He is young. He is wearing a red shirt. A cap. He drives a Ford pickup that has seen better days. The roof is rusted, the wheel bearings are in bad shape.
The kid is on lunch break, parked in a grocery-store parking lot. He is eating bananas because fruit is cheap and he has a light wallet.
His windows are rolled down. He’s only got ten minutes before he’s expected back at a jobsite, to hang gutter on a three-story house.
It’s god-awful work. He’s not afraid of heights, but he certainly doesn’t love nine-hundred-foot ladders.
The kid finishes eating. He tosses a banana peel into his flatbed. He tries to start his truck. It makes a coughing noise. He tries again. The truck sputters. The kid cusses.
The old Ford has crossed the river.
These are the days before cellphones ruled the world, there’s no way to call the kid’s boss. His boss is already at work, probably glancing at his wristwatch.
The kid sits, wondering what happens after he gets fired. He could always join the circus and clean up after the elephants.
Across the parking lot: a man.

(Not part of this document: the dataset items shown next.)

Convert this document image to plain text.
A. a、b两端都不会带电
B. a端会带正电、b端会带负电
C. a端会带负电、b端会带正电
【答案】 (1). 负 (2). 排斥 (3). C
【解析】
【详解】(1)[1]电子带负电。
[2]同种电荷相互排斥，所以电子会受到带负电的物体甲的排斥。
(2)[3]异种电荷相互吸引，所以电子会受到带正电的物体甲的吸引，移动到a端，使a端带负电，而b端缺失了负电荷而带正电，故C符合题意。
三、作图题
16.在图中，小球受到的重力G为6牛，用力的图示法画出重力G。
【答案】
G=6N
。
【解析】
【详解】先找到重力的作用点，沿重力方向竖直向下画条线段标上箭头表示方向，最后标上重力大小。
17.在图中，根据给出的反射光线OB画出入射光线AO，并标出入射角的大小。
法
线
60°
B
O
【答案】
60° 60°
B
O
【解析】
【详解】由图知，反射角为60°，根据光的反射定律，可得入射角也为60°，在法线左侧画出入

He’s short. Gray hair. He asks if the kid is having engine trouble. The kid hardly understands him beneath his thick Mexican accent.
The man pops the hood. He leans inward. He tells the kid, “Try it now!”
The kid turns the key.
The gray-haired man winks. “I know what is thee problem,” he says. “We can buy part in town. Come. We take my car.”
“I can’t,” the kid says. “I’m supposed to be at work.”
The man understands this word.
They pile into the man’s Honda, which looks like it’s rusting apart. The man weaves through traffic, and drives into a nice neighborhood. He drops the kid at a three-story house.
The boss is upset.
The Mexican man offers to stay and help hang gutter. The job gets done in record time. Bossman is not upset anymore. Kid keeps job.
Work is finished. The Mexican man carries the kid to the auto-part store. He knows exactly which part to buy. It’s not expensive.
After a few hours, the kid’s truck is fixed. The engine roars to life.
They eat together. It’s Waffle House. After dark. They carry on a conversation using short, basic English. They laugh some.
“You got family?” the kid asks.
“Oh, jess. I have kids.”
“How old are they?”
He doesn’t know English numbers, so he holds up many fingers.
The kid pays for supper.
They part ways. They even hug. The kid thanks the man for helping him keep his job. The Mexican doesn’t want thank-yous. Only smiles.
They never see each other again.
Until one day, years later, at a gas station. The Mexican man has his own business. He drives a big work-van. He looks old.
“Do joo remember me?” the man says to the kid—who is a far cry from being a kid anymore.
“I could never forget you,” says the kid.
Then the kid wrote this to prove it.